Beef and Broccoli Recipe
Beef and Broccoli that is literally better than any Chinese takeout and easier than you might think! It's bursting with tender slices of beef that are SO juicy, SO flavorful as they soak up the marinade and then slathered in savory soy, ginger, garlic sauce. The rich flavor is complimented by crisp-tender broccoli florets and hot steaming rice. This Beef Broccoli recipe uses easy to find grocery store ingredients and a large skillet instead of a wok so anyone can make this any time! And you are going to make this Beef and Broccoli recipe ALL THE TIME!
- Prep Time 20 minutes plus marinating
- Cook Time 10 minutes
- Beef Marinade
- 1 pound flank steak cut across the grain into 1/8 thin slices, then cut into 2” length pieces
- 3 tablespoons reduced sodium soy sauce
- 1 tablespoon hoisin sauce
- 1 teaspoon Sriracha/hot Asian chili sauce
- 2 teaspoons cornstarch
- 1/2 teaspoon garlic powder
- 1/2 teaspoon ginger powder
- 1 tablespoon Japanese rice wine or dry sherry (see notes in post)
- 2 tablespoons low sodium chicken broth
- 5 tablespoons oyster sauce
- 3 tablespoons brown sugar
- 1 teaspoon sesame oil
- 2 teaspoons cornstarch
- 1/2 teaspoon salt
- 1/2 teaspoon pepper
- 6 medium garlic cloves, minced
- 1 tablespoon minced ginger
- pinch-1/4 teaspoon red pepper flakes (optional)
- peanut oil or vegetable oil
- 3 1/2 - 4 cups broccoli florets cut into bit size pieces
- 1/4 cup water
- 3 green onions, sliced (optional)
- Pour marinade ingredients directly into freezer bag and mix well. Add beef and massage in marinade. Marinate at room temperature for 30 minutes or refrigerate for 2-8 hours.
- When ready to make Beef and Broccoli, whisk the sauce ingredients together in a small bowl.
- In another small bowl, combine garlic, ginger, red pepper flakes and 1 teaspoon peanut oil. Set aside.
- Drain excess marinade off of beef (if there is any).
- *Work in 2 batches if your beef cannot fit in one layer.* Heat 1 1/2 teaspoons peanut oil/vegetable oil in a large nonstick skillet over high heat until very hot and sizzling. Add beef to the skillet and break up any clumps; cook without stirring for 1 minute, then stir and cook until beef is browned and almost cooked through, about 1-2 minutes (it will cook more in the sauce). Don’t overcook or it won’t be as tender! Transfer beef to a large plate and cover.
- Add 1 tablespoon peanut oil/vegetable oil to the now-empty skillet; heat until very hot and sizzling.
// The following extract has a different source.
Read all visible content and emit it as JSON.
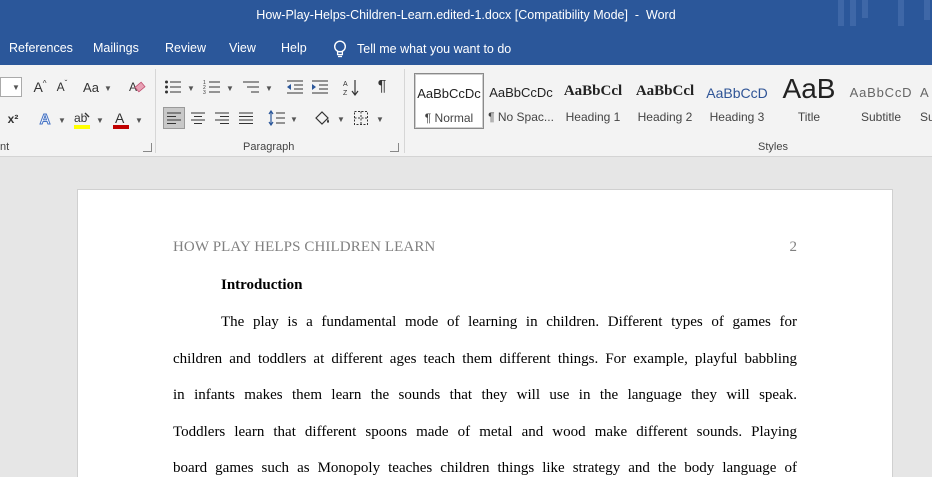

Add the broccoli and saute for 30 seconds. Add water, cover pan, and lower heat to medium. Steam broccoli until crisp-tender, about 2 minutes.
- Push the broccoli to the sides of the skillet and add the garlic/ginger/red pepper/oil to the center of the pan, mashing the mixture with a spoon, until fragrant, about 15 to 20 seconds, then stir the mixture into the broccoli.
- Return the beef to the skillet and toss to combine. Whisk the sauce to recombine then add to the skillet. Cook, stirring constantly, until the sauce is thickened and beef is cooked through, about 1-2 minutes. Transfer to a serving platter, sprinkle with the green onions and serve.
- Hoisin Sauce is a Chinese Barbecue sauce and can be found in all supermarkets in the Asian aisle (alongside the oyster sauce). This recipe only calls for it in the marinade, so it is not essential, but definitely good to have in the pantry! (I use it in manny recipes).
- Rice wine is NOT rice vinegar- DO NOT switch them out. Rice wine adds a sweetness and depth of flavor while also tenderizing the beef. Rice vinegar, on the other hand will add an acidic flavor. I use “Kikkoman Aji-Mirin: Sweet Cooking Rice Seasoning” which is commonly found in the Asian section of most grocery stores or you can Amazon it. I highly suggest you google image before you head off to the grocery store so you know exactly what you are looking for. The best substitute for rice wine is pale dry sherry.
- Oyster sauce: If you have done a lot of Asian cooking, you probably have cooked with it before, and if you haven't, you are going to love it! Oyster sauce is a staple in Asian cooking. It is a thick, brown sauce with a balance between sweet and salty with an earthy undertone, due to the oyster extracts. You can find oyster sauce in the Asian aisle of any supermarket for only a few dollars. My personal favorite is Lee Kum Kee, which is just a few more dollars. Not all oyster sauce is created equal. The quality of oyster sauce will affect the flavor, so if you want the extra “oomph” to your dish, go with a good quality sauce.